Monday, June 17, 2013

Growing push against common core . . .

www.educationnews.org
In my blog folder I have about 20 articles and posts about the push back to the Common Core State Standards that I posted about  here.  In this Education News article we now learn that Michigan will join Indiana in becoming the second state to stop implementation of  the standards.  In addition, Minnesota has withdrawn from the math standards, but will continue to implement the reading/language arts standards.  This action in Michigan comes after districts in the state have been working since 2010 to align their curriculum with the standards.  I wonder what districts are saying about this decision after this effort.

In the article there is a quote from Senator Rand Paul that captures one of the points critics are using in efforts to get states to pull back from the standards.

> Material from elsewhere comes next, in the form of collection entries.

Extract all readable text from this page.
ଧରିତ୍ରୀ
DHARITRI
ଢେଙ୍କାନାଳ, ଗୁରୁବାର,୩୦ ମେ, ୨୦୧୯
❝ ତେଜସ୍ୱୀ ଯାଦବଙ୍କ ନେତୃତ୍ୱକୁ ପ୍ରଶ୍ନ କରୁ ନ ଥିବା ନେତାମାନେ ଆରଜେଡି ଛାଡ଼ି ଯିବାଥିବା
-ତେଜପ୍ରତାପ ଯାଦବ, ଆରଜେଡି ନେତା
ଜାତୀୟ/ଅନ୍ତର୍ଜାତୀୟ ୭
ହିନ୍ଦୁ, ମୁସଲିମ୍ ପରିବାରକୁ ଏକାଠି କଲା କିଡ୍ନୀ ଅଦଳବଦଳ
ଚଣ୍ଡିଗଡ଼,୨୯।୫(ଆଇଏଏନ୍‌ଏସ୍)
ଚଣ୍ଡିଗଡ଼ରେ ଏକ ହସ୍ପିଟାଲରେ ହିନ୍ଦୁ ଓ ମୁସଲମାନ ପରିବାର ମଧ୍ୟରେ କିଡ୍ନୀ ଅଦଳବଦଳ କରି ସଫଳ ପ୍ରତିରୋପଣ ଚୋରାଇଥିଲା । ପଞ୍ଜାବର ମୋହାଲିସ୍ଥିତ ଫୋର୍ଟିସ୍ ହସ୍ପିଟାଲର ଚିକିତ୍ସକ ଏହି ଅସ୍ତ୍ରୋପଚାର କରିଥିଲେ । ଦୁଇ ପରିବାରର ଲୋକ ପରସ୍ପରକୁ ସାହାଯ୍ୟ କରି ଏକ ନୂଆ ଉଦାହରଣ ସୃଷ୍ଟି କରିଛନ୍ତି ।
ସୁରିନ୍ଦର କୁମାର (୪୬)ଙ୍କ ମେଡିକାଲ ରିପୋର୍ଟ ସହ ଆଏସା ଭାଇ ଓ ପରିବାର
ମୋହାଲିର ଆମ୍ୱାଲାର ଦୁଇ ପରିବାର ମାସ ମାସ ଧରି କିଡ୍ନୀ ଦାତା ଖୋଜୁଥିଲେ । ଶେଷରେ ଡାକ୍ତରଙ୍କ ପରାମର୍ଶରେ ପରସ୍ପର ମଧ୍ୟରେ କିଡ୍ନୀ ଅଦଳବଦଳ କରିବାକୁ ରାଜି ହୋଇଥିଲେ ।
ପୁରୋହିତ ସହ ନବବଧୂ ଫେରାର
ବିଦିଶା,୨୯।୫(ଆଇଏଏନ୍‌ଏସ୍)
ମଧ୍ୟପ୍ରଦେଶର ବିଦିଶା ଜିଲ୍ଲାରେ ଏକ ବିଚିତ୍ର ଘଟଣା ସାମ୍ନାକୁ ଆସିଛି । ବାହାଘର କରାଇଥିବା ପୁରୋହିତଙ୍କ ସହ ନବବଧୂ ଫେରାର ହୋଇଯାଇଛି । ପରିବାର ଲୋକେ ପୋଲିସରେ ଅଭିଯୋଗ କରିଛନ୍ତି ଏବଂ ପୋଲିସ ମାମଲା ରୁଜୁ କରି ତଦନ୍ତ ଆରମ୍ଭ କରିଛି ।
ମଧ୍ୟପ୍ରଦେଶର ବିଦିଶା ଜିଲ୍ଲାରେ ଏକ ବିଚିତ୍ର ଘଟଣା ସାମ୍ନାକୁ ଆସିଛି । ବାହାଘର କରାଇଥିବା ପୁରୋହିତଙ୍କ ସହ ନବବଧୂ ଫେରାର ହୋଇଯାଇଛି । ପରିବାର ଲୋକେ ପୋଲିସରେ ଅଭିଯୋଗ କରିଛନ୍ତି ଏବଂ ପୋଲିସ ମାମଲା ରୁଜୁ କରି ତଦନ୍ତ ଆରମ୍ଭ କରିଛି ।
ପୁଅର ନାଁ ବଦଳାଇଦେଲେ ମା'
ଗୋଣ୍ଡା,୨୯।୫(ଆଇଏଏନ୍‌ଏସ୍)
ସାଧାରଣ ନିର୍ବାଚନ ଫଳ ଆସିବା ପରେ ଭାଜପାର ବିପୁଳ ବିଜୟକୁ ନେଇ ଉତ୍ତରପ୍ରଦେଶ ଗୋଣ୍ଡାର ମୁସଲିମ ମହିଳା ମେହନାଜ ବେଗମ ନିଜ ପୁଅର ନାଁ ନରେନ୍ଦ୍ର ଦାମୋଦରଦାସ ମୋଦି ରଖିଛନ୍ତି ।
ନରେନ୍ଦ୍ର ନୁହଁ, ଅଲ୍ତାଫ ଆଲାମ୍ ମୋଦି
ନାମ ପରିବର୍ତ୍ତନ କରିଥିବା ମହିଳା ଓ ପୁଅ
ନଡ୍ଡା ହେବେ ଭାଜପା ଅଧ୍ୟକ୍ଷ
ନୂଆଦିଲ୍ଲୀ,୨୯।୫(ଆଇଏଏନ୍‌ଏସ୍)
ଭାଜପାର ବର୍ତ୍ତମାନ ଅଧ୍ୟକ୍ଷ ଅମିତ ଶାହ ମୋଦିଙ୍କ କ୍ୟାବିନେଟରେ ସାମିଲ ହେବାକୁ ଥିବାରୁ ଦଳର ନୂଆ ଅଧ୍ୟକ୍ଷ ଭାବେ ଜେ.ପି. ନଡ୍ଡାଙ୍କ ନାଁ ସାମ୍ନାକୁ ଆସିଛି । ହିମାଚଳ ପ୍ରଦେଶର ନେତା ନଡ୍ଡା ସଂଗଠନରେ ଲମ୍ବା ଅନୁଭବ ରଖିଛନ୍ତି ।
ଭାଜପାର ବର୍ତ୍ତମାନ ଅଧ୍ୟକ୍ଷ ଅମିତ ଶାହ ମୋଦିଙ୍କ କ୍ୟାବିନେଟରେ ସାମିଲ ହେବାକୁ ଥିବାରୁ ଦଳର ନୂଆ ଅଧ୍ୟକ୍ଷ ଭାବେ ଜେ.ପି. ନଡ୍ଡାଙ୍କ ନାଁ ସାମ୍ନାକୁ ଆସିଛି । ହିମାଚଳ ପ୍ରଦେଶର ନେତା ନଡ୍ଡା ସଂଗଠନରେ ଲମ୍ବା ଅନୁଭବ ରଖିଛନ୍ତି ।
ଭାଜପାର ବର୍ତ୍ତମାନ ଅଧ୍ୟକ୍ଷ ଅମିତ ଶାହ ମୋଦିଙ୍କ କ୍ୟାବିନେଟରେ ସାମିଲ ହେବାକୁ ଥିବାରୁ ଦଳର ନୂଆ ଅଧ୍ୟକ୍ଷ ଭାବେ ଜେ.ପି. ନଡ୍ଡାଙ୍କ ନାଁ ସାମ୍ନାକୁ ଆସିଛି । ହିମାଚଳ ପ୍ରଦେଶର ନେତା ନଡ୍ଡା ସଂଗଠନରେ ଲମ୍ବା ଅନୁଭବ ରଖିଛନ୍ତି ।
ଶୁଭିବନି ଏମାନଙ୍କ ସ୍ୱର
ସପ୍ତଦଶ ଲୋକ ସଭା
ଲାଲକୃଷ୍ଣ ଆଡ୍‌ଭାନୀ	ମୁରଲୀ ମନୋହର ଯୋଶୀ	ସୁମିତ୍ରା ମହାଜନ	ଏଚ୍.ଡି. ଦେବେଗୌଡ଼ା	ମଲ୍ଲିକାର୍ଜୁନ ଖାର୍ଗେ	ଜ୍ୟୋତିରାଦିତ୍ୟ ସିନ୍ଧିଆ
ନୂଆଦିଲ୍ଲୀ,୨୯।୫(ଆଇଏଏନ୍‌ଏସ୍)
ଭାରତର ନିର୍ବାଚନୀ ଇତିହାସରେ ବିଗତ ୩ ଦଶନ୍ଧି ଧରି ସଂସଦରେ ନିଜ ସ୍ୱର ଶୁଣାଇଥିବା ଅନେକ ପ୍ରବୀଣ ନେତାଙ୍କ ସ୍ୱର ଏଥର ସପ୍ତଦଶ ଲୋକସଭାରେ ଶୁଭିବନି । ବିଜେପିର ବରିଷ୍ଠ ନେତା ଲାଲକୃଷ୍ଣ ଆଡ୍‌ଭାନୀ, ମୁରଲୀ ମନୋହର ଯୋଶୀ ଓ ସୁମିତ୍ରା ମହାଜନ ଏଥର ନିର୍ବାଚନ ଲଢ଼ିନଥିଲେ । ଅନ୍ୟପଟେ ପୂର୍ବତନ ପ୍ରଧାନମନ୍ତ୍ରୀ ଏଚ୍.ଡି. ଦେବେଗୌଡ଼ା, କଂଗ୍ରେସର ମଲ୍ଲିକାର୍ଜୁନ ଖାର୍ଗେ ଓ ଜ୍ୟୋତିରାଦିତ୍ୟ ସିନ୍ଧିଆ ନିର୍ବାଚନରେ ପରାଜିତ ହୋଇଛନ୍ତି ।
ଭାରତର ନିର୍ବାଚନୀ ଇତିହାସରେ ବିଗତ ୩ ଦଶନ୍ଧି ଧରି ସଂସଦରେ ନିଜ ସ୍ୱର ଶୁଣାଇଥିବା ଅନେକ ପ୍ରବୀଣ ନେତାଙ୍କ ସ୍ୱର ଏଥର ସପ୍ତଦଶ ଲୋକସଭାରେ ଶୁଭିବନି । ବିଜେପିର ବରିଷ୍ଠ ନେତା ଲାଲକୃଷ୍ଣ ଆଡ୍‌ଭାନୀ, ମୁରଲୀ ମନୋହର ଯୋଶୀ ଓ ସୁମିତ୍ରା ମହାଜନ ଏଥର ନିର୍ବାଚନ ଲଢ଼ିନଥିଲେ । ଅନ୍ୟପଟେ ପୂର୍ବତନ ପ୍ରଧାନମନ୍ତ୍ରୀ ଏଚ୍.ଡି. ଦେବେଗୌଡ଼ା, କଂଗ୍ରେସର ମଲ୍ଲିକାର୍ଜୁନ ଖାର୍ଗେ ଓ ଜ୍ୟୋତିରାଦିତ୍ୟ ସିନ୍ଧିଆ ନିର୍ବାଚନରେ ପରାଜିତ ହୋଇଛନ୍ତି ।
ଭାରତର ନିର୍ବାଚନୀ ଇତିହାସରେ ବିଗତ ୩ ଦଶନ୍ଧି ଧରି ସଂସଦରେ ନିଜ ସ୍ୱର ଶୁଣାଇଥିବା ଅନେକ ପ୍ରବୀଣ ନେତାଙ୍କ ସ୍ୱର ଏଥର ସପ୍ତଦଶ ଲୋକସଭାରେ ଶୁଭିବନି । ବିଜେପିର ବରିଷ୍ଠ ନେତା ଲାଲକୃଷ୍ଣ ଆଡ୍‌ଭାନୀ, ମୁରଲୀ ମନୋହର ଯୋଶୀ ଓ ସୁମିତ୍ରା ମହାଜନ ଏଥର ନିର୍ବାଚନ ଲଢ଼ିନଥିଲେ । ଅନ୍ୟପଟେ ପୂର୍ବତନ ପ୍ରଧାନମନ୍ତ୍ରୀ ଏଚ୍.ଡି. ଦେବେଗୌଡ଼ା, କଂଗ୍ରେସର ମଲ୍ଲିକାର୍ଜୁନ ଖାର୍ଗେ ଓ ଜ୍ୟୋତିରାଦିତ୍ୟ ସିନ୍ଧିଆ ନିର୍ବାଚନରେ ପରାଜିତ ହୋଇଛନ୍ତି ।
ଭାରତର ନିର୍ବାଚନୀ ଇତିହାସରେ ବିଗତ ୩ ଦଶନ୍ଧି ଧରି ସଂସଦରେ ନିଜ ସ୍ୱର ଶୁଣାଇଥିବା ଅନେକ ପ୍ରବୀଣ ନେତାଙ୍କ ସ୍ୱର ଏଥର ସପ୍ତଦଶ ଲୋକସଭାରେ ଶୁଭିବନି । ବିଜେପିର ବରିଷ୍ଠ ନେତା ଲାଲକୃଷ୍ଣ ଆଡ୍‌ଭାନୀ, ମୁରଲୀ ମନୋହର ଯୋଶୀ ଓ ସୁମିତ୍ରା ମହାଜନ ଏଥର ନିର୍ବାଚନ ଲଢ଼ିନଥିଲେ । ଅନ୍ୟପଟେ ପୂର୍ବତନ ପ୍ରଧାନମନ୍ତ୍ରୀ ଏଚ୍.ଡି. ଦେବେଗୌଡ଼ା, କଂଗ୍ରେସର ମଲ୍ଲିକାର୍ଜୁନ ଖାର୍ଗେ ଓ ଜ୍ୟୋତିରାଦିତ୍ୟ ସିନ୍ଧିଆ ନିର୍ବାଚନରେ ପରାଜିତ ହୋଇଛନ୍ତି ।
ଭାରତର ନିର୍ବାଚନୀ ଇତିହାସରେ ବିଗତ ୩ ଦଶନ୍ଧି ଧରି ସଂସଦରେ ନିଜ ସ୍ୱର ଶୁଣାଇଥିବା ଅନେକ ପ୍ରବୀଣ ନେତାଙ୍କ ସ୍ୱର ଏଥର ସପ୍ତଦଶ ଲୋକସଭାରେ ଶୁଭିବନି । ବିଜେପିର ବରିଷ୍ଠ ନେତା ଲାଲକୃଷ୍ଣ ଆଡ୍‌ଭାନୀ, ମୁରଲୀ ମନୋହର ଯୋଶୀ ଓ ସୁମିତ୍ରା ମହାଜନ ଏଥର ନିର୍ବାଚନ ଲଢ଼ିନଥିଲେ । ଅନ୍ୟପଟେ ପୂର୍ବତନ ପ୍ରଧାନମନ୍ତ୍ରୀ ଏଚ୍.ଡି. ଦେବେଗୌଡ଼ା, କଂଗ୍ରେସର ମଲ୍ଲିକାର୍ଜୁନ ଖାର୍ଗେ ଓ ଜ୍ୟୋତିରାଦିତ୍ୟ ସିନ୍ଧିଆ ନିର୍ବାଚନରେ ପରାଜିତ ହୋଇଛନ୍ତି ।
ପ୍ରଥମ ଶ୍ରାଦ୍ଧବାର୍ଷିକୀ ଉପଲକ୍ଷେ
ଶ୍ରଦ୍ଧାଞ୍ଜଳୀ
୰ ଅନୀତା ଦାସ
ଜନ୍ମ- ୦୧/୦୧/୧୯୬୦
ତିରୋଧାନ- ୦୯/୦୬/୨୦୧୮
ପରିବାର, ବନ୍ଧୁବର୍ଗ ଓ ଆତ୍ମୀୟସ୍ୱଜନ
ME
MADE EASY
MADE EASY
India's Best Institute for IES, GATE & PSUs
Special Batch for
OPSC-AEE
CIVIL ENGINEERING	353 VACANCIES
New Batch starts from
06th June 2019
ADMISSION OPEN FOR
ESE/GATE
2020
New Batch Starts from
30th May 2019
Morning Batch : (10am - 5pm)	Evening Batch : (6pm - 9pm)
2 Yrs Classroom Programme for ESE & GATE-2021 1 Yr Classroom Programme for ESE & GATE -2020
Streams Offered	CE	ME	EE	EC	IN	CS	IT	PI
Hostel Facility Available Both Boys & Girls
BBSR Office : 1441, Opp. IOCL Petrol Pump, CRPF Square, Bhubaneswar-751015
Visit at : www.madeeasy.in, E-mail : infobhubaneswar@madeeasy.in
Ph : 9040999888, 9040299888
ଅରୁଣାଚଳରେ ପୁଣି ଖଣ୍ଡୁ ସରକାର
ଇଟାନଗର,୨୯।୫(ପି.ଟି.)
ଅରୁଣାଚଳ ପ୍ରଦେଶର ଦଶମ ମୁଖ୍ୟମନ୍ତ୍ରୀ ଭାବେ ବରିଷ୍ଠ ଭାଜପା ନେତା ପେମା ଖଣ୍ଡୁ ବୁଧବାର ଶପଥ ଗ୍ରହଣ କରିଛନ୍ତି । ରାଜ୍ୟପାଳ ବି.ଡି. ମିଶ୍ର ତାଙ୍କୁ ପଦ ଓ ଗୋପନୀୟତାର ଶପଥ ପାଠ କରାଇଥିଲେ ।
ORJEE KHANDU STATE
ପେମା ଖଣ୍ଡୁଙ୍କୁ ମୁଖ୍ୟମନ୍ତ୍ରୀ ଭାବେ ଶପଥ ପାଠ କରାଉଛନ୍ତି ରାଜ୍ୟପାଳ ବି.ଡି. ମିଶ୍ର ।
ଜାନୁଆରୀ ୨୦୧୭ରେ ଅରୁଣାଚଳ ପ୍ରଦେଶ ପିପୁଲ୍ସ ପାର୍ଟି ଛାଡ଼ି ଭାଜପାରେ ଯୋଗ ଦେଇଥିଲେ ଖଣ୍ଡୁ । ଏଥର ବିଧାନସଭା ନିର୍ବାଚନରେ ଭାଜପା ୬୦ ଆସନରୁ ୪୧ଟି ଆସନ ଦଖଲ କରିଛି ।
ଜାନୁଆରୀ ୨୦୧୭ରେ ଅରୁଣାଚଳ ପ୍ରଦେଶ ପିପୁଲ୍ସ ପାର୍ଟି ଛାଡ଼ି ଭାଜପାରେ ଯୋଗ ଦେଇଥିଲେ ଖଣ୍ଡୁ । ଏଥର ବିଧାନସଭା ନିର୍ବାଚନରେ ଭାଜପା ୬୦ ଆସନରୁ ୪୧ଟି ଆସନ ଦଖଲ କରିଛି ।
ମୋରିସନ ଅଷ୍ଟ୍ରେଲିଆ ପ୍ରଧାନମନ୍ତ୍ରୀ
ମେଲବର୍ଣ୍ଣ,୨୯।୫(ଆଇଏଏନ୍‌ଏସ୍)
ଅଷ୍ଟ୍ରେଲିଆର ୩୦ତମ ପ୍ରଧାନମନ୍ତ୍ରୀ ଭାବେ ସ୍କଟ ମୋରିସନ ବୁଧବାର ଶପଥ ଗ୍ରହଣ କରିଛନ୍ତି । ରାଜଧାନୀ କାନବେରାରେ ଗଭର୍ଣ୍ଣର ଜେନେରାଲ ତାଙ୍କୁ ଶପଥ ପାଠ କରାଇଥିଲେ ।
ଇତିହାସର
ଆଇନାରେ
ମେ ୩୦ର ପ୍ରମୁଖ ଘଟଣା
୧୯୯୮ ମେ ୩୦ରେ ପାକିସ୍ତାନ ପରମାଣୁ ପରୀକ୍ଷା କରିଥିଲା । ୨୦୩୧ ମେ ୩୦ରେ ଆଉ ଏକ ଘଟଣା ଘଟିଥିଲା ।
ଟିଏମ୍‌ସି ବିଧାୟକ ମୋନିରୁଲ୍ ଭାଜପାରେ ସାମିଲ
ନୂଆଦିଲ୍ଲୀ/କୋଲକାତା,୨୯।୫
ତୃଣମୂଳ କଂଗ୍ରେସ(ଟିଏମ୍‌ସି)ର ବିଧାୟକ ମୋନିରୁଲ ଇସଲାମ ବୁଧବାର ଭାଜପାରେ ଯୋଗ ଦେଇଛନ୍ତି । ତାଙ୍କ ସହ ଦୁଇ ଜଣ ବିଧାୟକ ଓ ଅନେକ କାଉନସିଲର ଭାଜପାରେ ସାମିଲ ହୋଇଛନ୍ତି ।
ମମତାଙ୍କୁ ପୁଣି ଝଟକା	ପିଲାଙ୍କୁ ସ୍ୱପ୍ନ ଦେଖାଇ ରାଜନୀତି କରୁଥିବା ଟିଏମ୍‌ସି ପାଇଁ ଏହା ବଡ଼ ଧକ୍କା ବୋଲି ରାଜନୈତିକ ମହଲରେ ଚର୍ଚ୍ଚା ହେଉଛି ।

Potential Republican presidential candidate Sen. Rand Paul (R-Kentucky) has called Common Core “a dangerous new curriculum that will only make public education worse and waste more of our money” and describing the standards, developed by the National Governors Association and the Council of Chief State School Officers, as “the same old radical Progressive ideology in a new package.” 

Paul and others view the standards as a curriculum, something they are not as we and the other 295 school districts in our state work to purchase, create, and modify existing curriculum to align with the standards.  Though not an accurate picture of the standards, this curriculum argument has gained momentum.  Tea Party activists and others are mobilizing in a number of states to pull away from the standards as describe in this Washington Post article.

Though not advocating a pull back there are other organizations that are recommending flexibility and slowing down implementation as described in this Education Week article.

. . . four organizations representing district leaders called for "adequate" time to prepare teachers to teach the standards, for students to learn them, and for schools and educators to be held accountable for test scores tied to the standards. In their joint statement, the groups did not define how much time would be enough, however. "We must make adequate time for a thoughtful conversation about how assessments can be used to provide instructionally useful information to schools in a timely manner," said the American Association of School Administrators, the National Association of Elementary School Principals, the National Association of Secondary School Principals, and the National School Boards Association.

I have not seen or heard anything in our state indicating an organized effort to pull back from the standards, but a year ago we weren't seeing the kind of coordinated effort currently playing out in states across the country.  We'll move forward with our efforts to support teachers and students and prepare them for common core assessments in 2015.